At the start of the 2025 season, everyone in cycling had written off XDS Astana. They might have new funding from China and recruited heavily in the winter, but relegation from the WorldTour was deemed a near-certainty, with the Kazakh team sitting 4,720 UCI points adrift of Cofidis in the battle to be one of the 18 teams to be awarded a WorldTour licence for the 2026-2028 seasons. To reduce that gap, Astana would have to win, win, and win again, something they’ve not been very good at doing for a number of years – aside from that Mark Cavendish victory at the Tour de France last year.
But while everybody else was writing Alexander Vinokourov’s team off, the former Olympic champion and his staff were plotting the great escape, snapping up points-scoring riders like Diego Ulissi, Clément Champoussin and Aaron Gate, and hiring a data analyst to prepare a calendar that would take them to Australia, Asia, Africa and Europe in their relentless pursuit of chasing that golden WorldTour ticket. Remarkably, it appears to be working.
Just over three months into the 2025 campaign, only UAE Team Emirates-XRG and Lidl-Trek have scored more UCI points this season than XDS-Astana, and crucially, the team in blue have reduced their gap to the team in 18th place (now Picnic PostNL) to under 900 points. What once seemed unattainable is now only plausible, but likely.
It's not even like Astana have been prolific in winning bike races so far this season, with eight victories below WorldTour level before finally grabbing a stage win in the UCI's top tier at the Tour de Romandie. What they have been doing, however, race after race, is placing riders in the top-10, and often multiple at a time.
“Why shouldn’t we be confident? We’re a better quality team now. We don’t have a big, big star, but we have riders with the capacity to win races, experienced riders who’ve won in the past, and it’s up to us to adapt the strategy,” the team’s sports director Dmitriy Fofonov told Rouleur. “The team is working well, is motivated from the beginning of the season – we’ve shown that in races – and when we go to races we’re there to be in the best position to win, otherwise we stay at home. When you’re in the front, you have no problem scoring points."
Astana aren't naive: they know they don't have a superstar within their ranks. But that doesn't mean thousands of points cannot be harvested each month. “If you look at the composition of the team, if you don’t have a Remco [Evenepoel], [Jonas] Vingegaard or [Mathieu] Van der Poel, you need to adapt, to be realistic," Fofonov went on. "We have some data and a data analyst who works with the team more and more and tells us which races are easier to take points in. In some races, they say: ‘OK, put our best riders there to collect points and then we will have more chances to win.’ As directors we need to adapt in the race as well when you’re racing for points – the strategy is a little different. If you race for victory, you take the responsibility to take a risk, but sometimes we prefer to be seventh or eighth."

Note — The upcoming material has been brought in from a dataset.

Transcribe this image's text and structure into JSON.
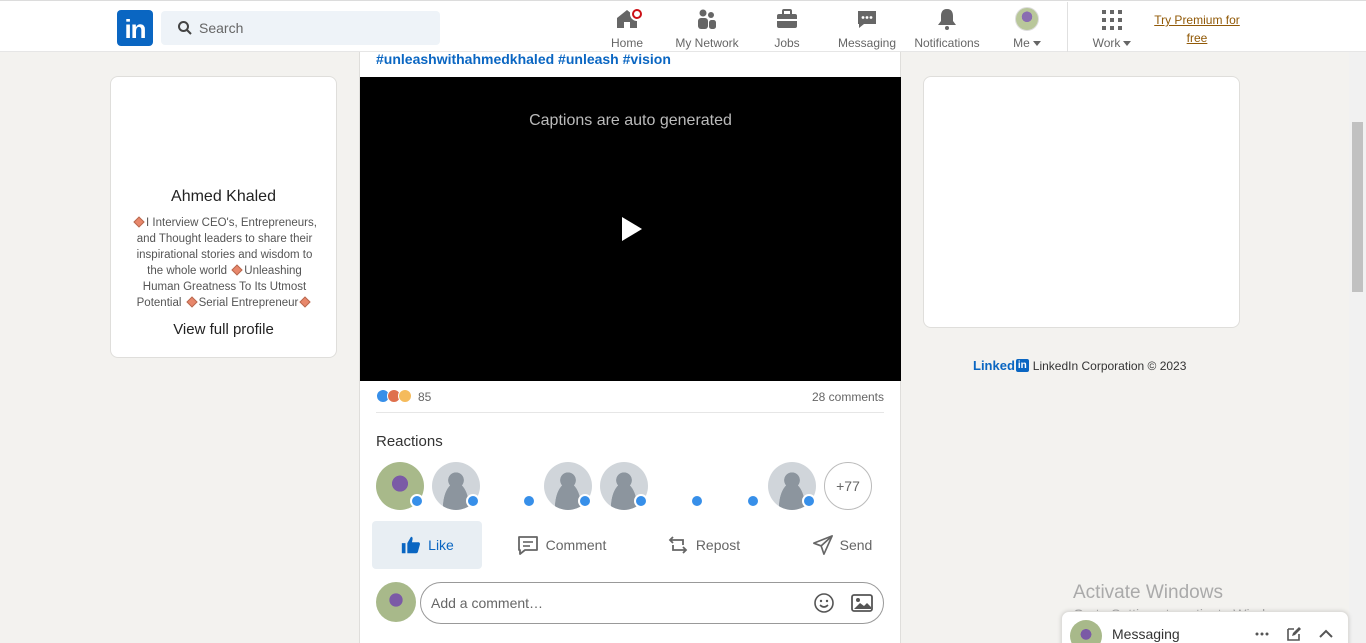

Astana have been scoring points on various continents. (Photo: AlUla Tour/Pauline Ballet)
Dutch veteran Wout Poels joined Astana on a one-year contract, with the specific task of ensuring that his fifth top-tier team of his career retains their WorldTour licence. “I knew when I signed for the team that they needed points, and in the end it’s pretty simple: as a bike rider you want to get good results, and by getting good results you get points, so not a lot has changed for me,” the 37-year-old said. “At the beginning of the year the team scored a lot of points and in quite a lot of one-day races we finished with two or three riders in the top-10." This fixation on points is new to Poels. “To be honest, I never looked at the points before – I didn’t know what points you got for what race, but now I’m like, ‘ooo points!’ I look at the dynamics of it all, and see there’s points there or there. It makes it a little bit more interesting.”
Before the Grand Tour season gets underway with the Giro d’Italia – a good GC result and a few stage wins would significantly bolster any team – Astana wanted to position themselves as close as possible to 18th place. That job has been successfully completed. “We’re confident we’re moving forward," Fofonov said. "Let’s go like we’re going now and there’s not a reason why it won’t work. The other teams aren’t sleeping – it's a competition – but we try to show ourselves in the best way.”
Should Astana not pull off the salvation job, they can look to Lotto and Israel-Premier Tech as recent examples of teams who were relegated but bounced back, with both teams almost guaranteed to return to the WorldTour in the next cycle; what’s more, their regular wins have meant that they’ve had an automatic invite to all three Grand Tours. But Fofonov won’t even entertain that thought. “If we don’t do it, what?” Fofonov said. “To be honest, I don't think about that. We’re thinking that we’re going to do it.”